Москвич, научный работник, увидевший картину 37-летним: «помню, насколько остро тогда воспринял этот фильм. Это был и шок от того, что „такое показывают", и просто от того, ЧТО говорили эти ребята…, …далеко не всему, ими сказанному, сочувствовал… сейчас, наверняка многое из того, что тогда воспринималось, как глоток кислорода, показалось бы банальным…».
То же сплетение независимых, параллельных историй использовал Карен Шахназаров в «Дне полнолуния» 1998г. Исключительная для 90-х игровая картина тоже о неопределённости ближайшего будущего, и некой мистической связи незнакомых друг другу людей, которая, может быть, делает их народом. Влияние картины Подниекса на Шахназарова вполне вероятно, как и, в той или иной мере, на сериал «Рождённые в СССР. семилетние, 14-летние, 21-летние», Сергея Мирошниченко, спродюсированный британцами в рамках международного проекта «up series».

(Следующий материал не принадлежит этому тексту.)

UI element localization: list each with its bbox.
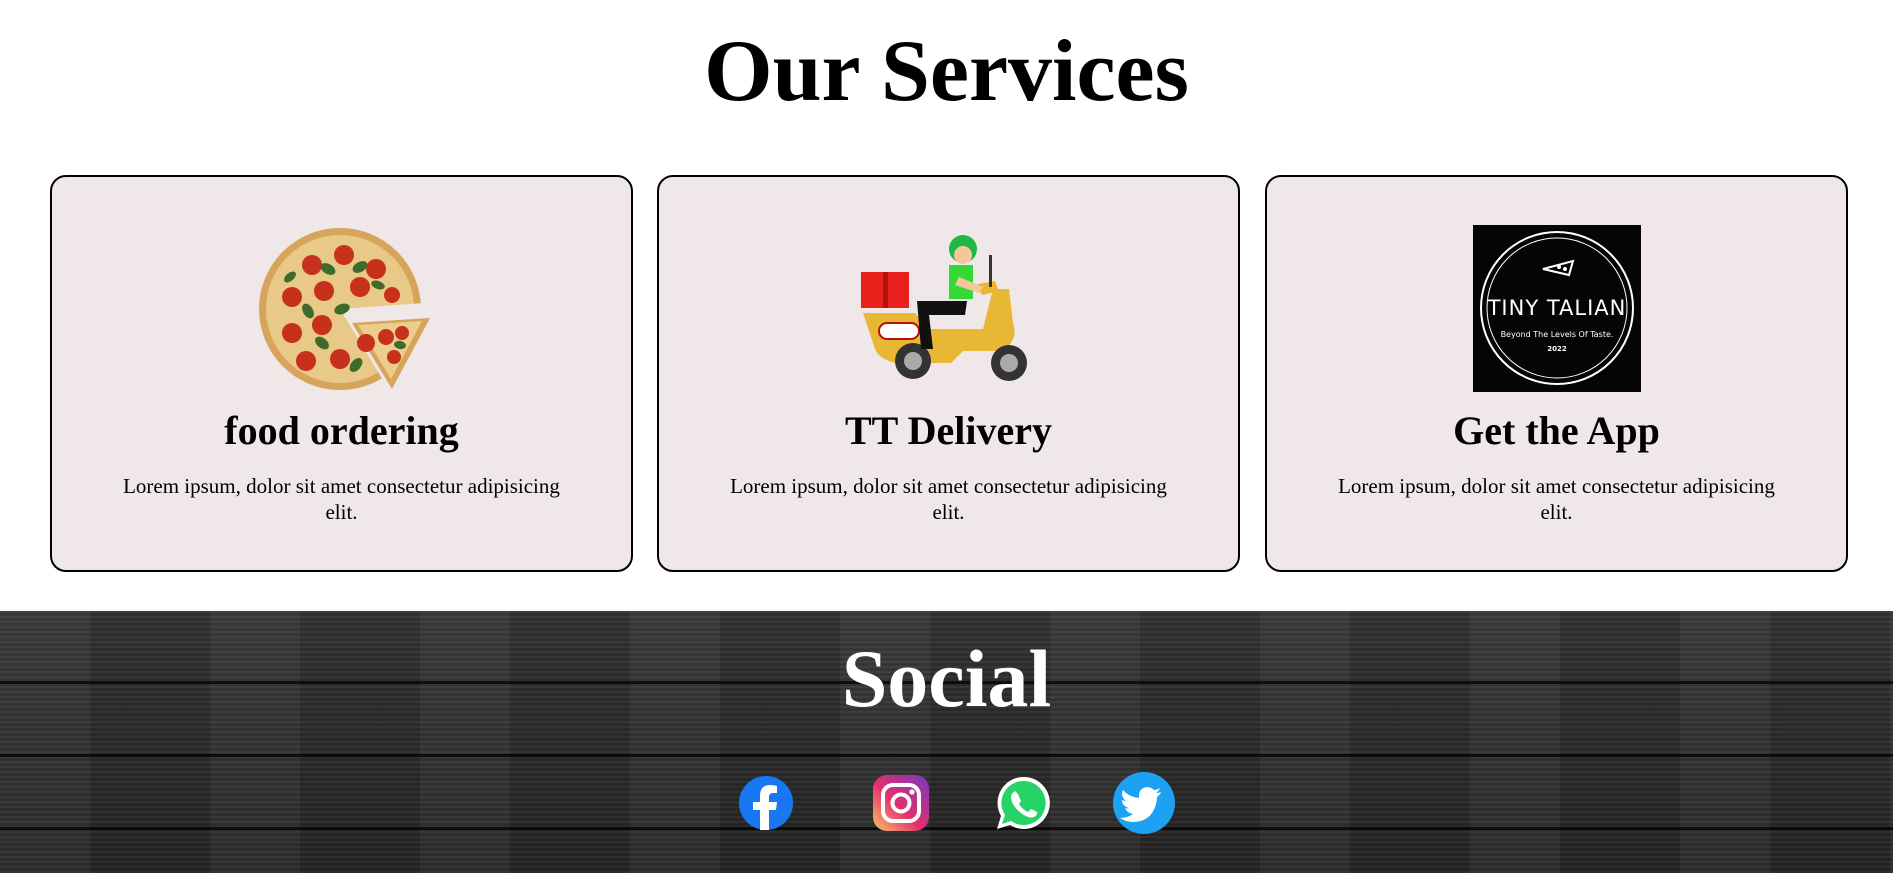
instagram-icon[interactable] [872, 774, 930, 832]
social-section: Social [0, 611, 1893, 873]
card-text: Lorem ipsum, dolor sit amet consectetur … [730, 474, 1167, 524]
tiny-talian-logo: TINY TALIAN Beyond The Levels Of Taste. … [1472, 225, 1641, 392]
logo-year: 2022 [1547, 345, 1567, 353]
services-title: Our Services [704, 23, 1189, 120]
service-card-food-ordering: food ordering Lorem ipsum, dolor sit ame… [50, 175, 633, 572]
delivery-scooter-image [860, 235, 1027, 381]
card-title: Get the App [1453, 408, 1660, 453]
facebook-icon[interactable] [737, 774, 795, 832]
pizza-image [258, 228, 430, 390]
service-card-tt-delivery: TT Delivery Lorem ipsum, dolor sit amet … [657, 175, 1240, 572]
card-title: TT Delivery [844, 408, 1052, 453]
card-text: Lorem ipsum, dolor sit amet consectetur … [123, 474, 560, 524]
service-card-get-the-app: TINY TALIAN Beyond The Levels Of Taste. … [1265, 175, 1848, 572]
card-title: food ordering [224, 408, 459, 453]
services-cards: food ordering Lorem ipsum, dolor sit ame… [50, 175, 1850, 572]
logo-tagline: Beyond The Levels Of Taste. [1500, 330, 1613, 339]
social-title: Social [841, 633, 1052, 724]
twitter-icon[interactable] [1112, 771, 1176, 835]
logo-brand: TINY TALIAN [1486, 296, 1626, 320]
whatsapp-icon[interactable] [994, 774, 1052, 832]
card-text: Lorem ipsum, dolor sit amet consectetur … [1338, 474, 1775, 524]
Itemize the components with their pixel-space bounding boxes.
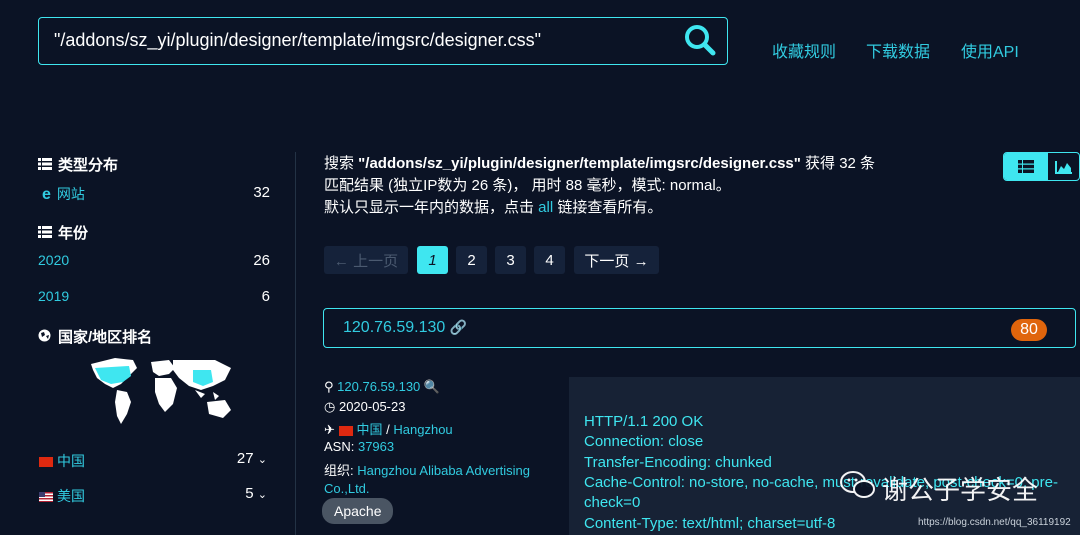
prev-page-button[interactable]: ← 上一页 [324, 246, 408, 274]
sidebar-item-website[interactable]: e 网站 [42, 184, 85, 204]
page-1-button[interactable]: 1 [417, 246, 448, 274]
search-icon[interactable]: 🔍 [424, 379, 440, 394]
country-link[interactable]: 中国 [357, 422, 383, 437]
search-input[interactable]: "/addons/sz_yi/plugin/designer/template/… [54, 30, 541, 51]
year-2019-count: 6 [261, 288, 270, 305]
country-ranking-heading: 国家/地区排名 [38, 326, 152, 347]
sidebar-item-usa[interactable]: 美国 [39, 486, 85, 506]
link-icon: 🔗 [449, 319, 468, 335]
city-link[interactable]: Hangzhou [393, 422, 452, 437]
result-ip-link[interactable]: 120.76.59.130 🔗 [343, 319, 467, 337]
result-ip-row: ⚲ 120.76.59.130 🔍 [324, 379, 440, 395]
result-asn-row: ASN: 37963 [324, 439, 395, 454]
list-icon [38, 225, 52, 242]
org-link-continued[interactable]: Co.,Ltd. [324, 481, 370, 496]
list-view-button[interactable] [1004, 153, 1048, 180]
china-flag-icon [338, 425, 353, 436]
banner-line: Transfer-Encoding: chunked [584, 454, 772, 471]
sidebar-item-2019[interactable]: 2019 [38, 288, 69, 304]
china-count: 27 ⌄ [236, 450, 267, 467]
result-org-row-2: Co.,Ltd. [324, 481, 370, 496]
chevron-down-icon[interactable]: ⌄ [258, 454, 267, 466]
page-4-button[interactable]: 4 [534, 246, 565, 274]
wechat-icon [840, 470, 876, 507]
chevron-down-icon[interactable]: ⌄ [258, 489, 267, 501]
list-icon [38, 157, 52, 174]
ie-icon: e [42, 186, 51, 203]
view-toggle[interactable] [1003, 152, 1080, 181]
globe-icon [38, 329, 52, 346]
use-api-link[interactable]: 使用API [961, 38, 1019, 62]
website-count: 32 [253, 184, 270, 201]
usa-flag-icon [39, 492, 53, 503]
watermark: 谢公子学安全 [840, 470, 1038, 507]
year-2020-count: 26 [253, 252, 270, 269]
page-3-button[interactable]: 3 [495, 246, 526, 274]
apache-tag[interactable]: Apache [322, 498, 394, 524]
search-summary: 搜索 "/addons/sz_yi/plugin/designer/templa… [324, 155, 876, 216]
clock-icon: ◷ [324, 399, 336, 414]
next-page-button[interactable]: 下一页 → [574, 246, 659, 274]
banner-line: Connection: close [584, 433, 704, 450]
plane-icon: ✈ [324, 422, 335, 437]
result-org-row: 组织: Hangzhou Alibaba Advertising [324, 463, 530, 478]
download-data-link[interactable]: 下载数据 [866, 38, 930, 62]
favorite-rules-link[interactable]: 收藏规则 [772, 38, 836, 62]
org-link[interactable]: Hangzhou Alibaba Advertising [357, 463, 530, 478]
sidebar-item-china[interactable]: 中国 [39, 451, 85, 471]
map-marker-icon: ⚲ [324, 379, 334, 394]
banner-line: check=0 [584, 494, 641, 511]
show-all-link[interactable]: all [538, 199, 553, 216]
asn-link[interactable]: 37963 [358, 439, 394, 454]
chart-view-button[interactable] [1048, 153, 1079, 180]
result-date-row: ◷ 2020-05-23 [324, 399, 406, 414]
usa-count: 5 ⌄ [245, 485, 267, 502]
port-badge[interactable]: 80 [1011, 319, 1047, 341]
page-2-button[interactable]: 2 [456, 246, 487, 274]
china-flag-icon [39, 457, 53, 468]
type-distribution-heading: 类型分布 [38, 154, 118, 175]
watermark-url: https://blog.csdn.net/qq_36119192 [918, 517, 1071, 528]
sidebar-item-2020[interactable]: 2020 [38, 252, 69, 268]
ip-detail-link[interactable]: 120.76.59.130 [337, 379, 420, 394]
area-chart-icon [1054, 160, 1072, 174]
world-map [85, 354, 237, 428]
banner-line: Content-Type: text/html; charset=utf-8 [584, 515, 836, 532]
result-location-row: ✈ 中国 / Hangzhou [324, 422, 453, 437]
year-heading: 年份 [38, 222, 88, 243]
list-icon [1018, 160, 1034, 173]
sidebar-divider [295, 152, 296, 535]
search-icon[interactable] [682, 22, 718, 58]
banner-line: HTTP/1.1 200 OK [584, 413, 704, 430]
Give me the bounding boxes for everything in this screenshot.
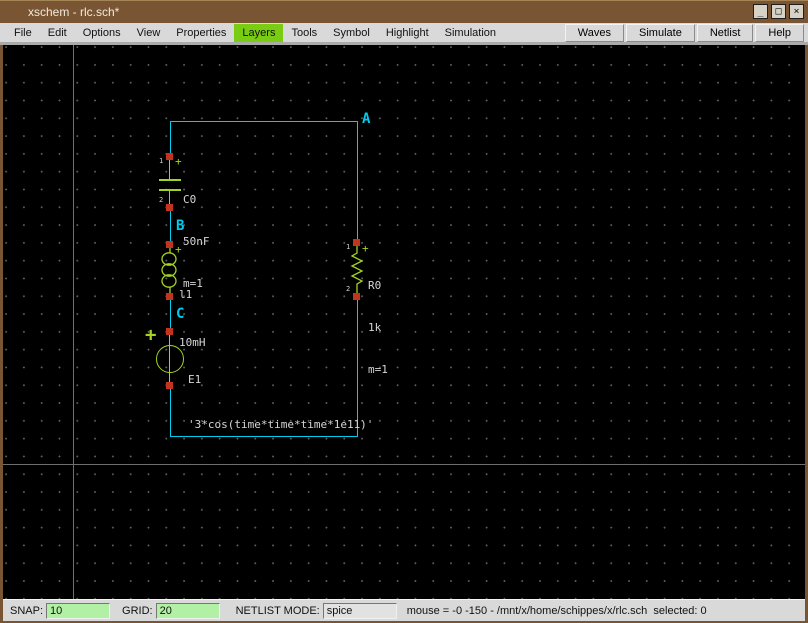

По стандартам «доперестроечного» советского кино и телевидения «Легко ли быть молодым?» с начала до конца совершенно «непроходной», для современного российского — это тоже «абсолютный неформат». Но след в памяти и в восприятии зрителей картина оставила, оставшись для части аудитории стандартом сравнения. Если же общество подзабыло фильм Подниекса, то может быть потому же, почему люди не помнят момент осознания себя. Это проблема общества, лучше бы ему такие вещи помнить.